What is the difference between Arrhenius, Bronsted-Lowry and Lewis acids and bases? How can you tell the difference?

Now this is seriously complicated.

To begin with, according to the Arrhenius theory, an acid is a substance that releases H+ ions in water, while a base is a substance that releases OH- ions in water. The whole principle of neutralisation was devised by Svante Arrhenius.
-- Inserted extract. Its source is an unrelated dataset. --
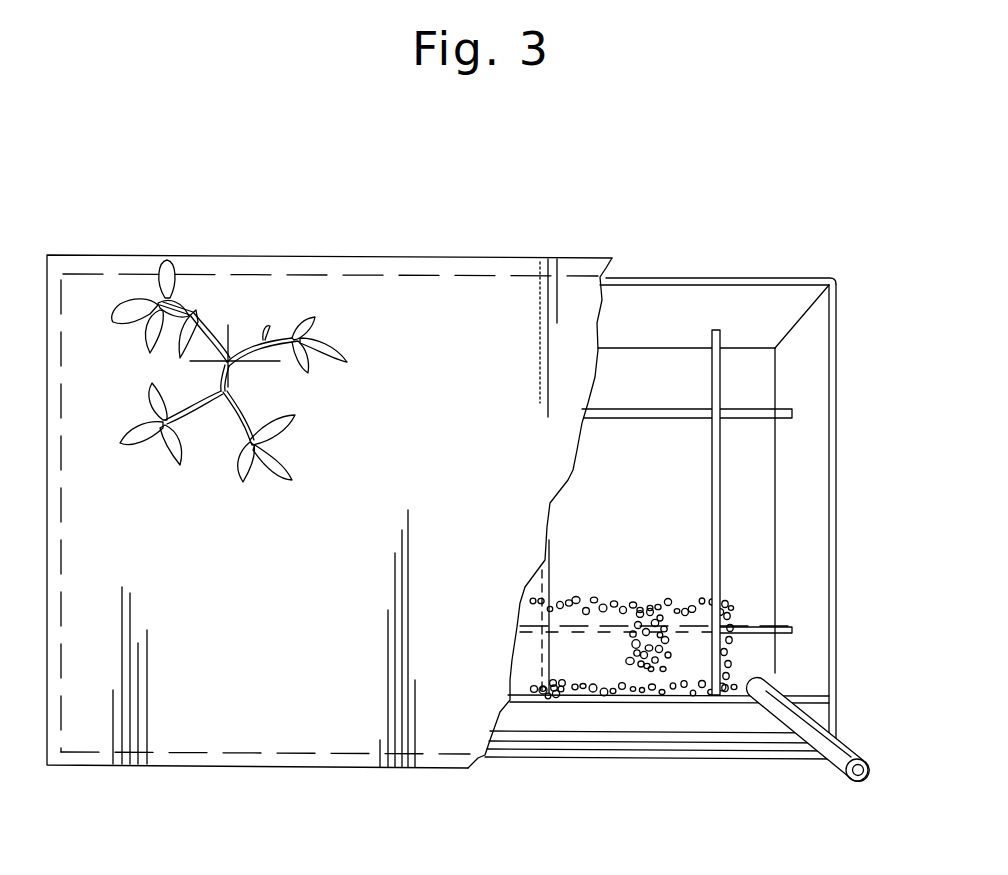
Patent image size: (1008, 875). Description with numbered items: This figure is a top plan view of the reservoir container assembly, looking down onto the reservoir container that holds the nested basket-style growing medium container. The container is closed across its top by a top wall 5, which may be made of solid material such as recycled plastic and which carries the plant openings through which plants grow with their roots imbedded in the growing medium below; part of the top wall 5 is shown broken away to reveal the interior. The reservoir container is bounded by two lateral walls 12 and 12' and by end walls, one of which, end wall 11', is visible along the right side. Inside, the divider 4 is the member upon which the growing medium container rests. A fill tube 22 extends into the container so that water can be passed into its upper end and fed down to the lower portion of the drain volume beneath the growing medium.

An Arrhenius Acid is Hydrochloric acid, while an Arrhenius base is Potassium Hydroxide.
The Bronsted-Lowry definition is as follows-
A Bronsted-Lowry acid is a proton donor.
A Bronsted-Lowry base is a proton acceptor.
For example, NH3+H2O—> NH4+ + OH-
So, the NH3 accepts a H+ ion (proton), and is a base, while water here is a Bronsted-Lowry acid.
HCl+H2O—> H3O+ + Cl-
Here, H2O accepts a proton, so its a Bronsted-Lowry base, while water is a Bronsted-Lowry acid.
So, as water acts both as an acid and a base, it is amphoteric. The theory also explains why NH3 (ammonia) is a base.
Lastly, a Lewis acid is an electron pair acceptor, and a Lewis base is an electron pair donor.
For example: BeCl2 + 2Cl- —-> (BeCl4) 2-
So the 2Cl- donates electrons to BeCl2, as it has extra electrons, since it is an anion. Hence, 2Cl- is a Lewis base, while BeCl2 is a Lewis acid.